Hardee and school psychologist Jayna Dotson took over the school’s group counseling sessions two years ago. They say what did focus strictly on anger management now includes much, much more.
“We wanted to revamp the program and make it more encompassing,” said Dotson. “The program isn’t always anger management. Sometimes, they lack the skills necessary to deal with everyday stresses. We work on social skills and family relationships in a group setting.”
Group sessions allow students to: talk about problems they are having, discuss decisions made and the consequences of those, and work on alternative decisions in order to achieve better outcomes.
The school is an alternative school, which means students who had difficulty at Warren County High School are sent there. Dotson says she understands there is a public perception that students who attend Warren Academy are bad.
“However, it’s just not true,” Dotson said. “These are good kids who have made bad decisions. The decisions are bad. Not the kids.”
Hardee says talking about feelings is the last thing some of the students want to do.
“The first month some just don’t want to do group sessions,” said Hardee. “It takes about a month for them to open up. Then, they decide that they want to join in and make changes in their lives. It’s an awesome transformation to be able to see.”
Only students successfully completing group sessions are allowed to tie dye a shirt at the end of the year. The shirts are then hung on the fence in front of the school to dry, which does bring attention from passing motorists.

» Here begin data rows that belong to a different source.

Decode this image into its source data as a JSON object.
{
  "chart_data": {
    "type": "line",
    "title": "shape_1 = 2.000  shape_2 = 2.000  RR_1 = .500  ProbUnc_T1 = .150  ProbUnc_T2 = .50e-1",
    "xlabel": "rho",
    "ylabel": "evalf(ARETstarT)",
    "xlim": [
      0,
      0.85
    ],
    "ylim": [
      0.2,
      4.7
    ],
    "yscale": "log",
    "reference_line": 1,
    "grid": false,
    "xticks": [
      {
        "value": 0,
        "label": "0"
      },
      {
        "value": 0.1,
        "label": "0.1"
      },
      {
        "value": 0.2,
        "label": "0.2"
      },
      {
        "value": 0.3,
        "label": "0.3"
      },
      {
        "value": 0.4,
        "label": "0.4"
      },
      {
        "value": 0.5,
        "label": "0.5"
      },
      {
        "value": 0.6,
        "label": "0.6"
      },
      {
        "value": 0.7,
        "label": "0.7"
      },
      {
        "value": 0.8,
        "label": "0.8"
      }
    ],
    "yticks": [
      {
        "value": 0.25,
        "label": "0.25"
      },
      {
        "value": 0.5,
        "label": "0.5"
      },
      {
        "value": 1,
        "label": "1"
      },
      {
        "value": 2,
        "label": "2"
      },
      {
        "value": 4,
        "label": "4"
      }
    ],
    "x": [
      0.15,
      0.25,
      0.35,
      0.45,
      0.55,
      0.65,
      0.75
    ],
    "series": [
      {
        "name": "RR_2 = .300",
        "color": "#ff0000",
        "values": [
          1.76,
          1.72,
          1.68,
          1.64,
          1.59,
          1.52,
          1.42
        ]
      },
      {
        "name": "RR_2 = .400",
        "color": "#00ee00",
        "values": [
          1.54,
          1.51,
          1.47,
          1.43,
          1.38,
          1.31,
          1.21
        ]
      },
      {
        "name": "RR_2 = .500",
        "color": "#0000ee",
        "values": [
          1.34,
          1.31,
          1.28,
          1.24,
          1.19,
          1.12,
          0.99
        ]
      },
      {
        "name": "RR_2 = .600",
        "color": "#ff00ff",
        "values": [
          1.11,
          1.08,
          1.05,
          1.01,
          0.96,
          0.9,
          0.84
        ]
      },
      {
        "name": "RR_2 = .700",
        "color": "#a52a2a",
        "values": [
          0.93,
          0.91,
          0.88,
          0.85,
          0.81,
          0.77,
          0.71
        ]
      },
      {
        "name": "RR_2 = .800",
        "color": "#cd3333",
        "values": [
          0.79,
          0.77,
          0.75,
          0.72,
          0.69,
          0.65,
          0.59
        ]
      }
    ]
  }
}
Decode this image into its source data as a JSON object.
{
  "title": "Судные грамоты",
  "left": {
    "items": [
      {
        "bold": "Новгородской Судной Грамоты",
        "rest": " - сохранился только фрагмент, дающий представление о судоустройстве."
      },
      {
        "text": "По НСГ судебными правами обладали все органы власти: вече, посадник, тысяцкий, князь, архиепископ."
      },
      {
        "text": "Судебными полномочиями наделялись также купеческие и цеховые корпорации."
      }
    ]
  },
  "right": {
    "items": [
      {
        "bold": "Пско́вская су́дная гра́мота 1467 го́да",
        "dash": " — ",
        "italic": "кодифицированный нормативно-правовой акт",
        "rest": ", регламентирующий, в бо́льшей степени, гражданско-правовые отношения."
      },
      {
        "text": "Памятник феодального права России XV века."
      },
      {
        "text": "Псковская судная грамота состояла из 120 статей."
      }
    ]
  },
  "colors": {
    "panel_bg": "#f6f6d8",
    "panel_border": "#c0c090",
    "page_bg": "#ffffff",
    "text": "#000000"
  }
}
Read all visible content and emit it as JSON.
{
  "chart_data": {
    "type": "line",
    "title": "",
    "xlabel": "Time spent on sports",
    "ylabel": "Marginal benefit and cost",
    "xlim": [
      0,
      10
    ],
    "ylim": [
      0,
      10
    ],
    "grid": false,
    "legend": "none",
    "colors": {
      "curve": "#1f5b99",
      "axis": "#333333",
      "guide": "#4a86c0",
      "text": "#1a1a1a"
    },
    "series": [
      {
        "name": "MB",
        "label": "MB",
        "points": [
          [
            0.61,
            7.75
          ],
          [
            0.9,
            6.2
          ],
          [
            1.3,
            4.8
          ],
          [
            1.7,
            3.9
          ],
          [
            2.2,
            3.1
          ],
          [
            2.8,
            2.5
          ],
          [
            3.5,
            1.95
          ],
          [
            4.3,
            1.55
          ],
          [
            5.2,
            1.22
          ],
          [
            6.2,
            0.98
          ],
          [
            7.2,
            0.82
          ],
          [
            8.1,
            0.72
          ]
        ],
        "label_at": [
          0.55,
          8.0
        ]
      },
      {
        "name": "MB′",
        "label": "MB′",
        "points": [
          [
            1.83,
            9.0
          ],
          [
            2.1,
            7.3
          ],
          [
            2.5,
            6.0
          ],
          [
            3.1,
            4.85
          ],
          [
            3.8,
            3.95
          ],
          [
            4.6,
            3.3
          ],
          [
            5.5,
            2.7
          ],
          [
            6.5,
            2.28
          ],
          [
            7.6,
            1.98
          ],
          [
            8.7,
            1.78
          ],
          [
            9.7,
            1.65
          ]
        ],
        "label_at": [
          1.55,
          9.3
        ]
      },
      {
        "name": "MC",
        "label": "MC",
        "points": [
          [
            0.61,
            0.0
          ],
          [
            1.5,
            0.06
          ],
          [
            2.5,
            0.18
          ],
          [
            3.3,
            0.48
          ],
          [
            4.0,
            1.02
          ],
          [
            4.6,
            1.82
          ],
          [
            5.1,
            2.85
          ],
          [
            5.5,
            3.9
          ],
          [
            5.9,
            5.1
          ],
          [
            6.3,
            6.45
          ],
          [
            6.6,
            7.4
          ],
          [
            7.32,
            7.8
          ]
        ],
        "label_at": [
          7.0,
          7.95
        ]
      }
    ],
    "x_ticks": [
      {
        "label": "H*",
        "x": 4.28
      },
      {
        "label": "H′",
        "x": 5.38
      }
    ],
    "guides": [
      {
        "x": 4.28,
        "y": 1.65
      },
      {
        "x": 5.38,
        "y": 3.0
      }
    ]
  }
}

“We have gotten calls from people wanting to know if they are for sale,” said Dotson. “No, they aren’t for sale. What they are is a reward for these students who don’t always get the recognition and credit they deserve. They have to earned it, and they enjoy wearing them to school.”
Dress code at the school is usually navy-colored shirt and Kaki pants.
“It gives them a break from the normal dress code and a chance to express themselves,” said Hardee. “Some of them are hesitant about making their own shirt, but they get into it and enjoy the finished product.”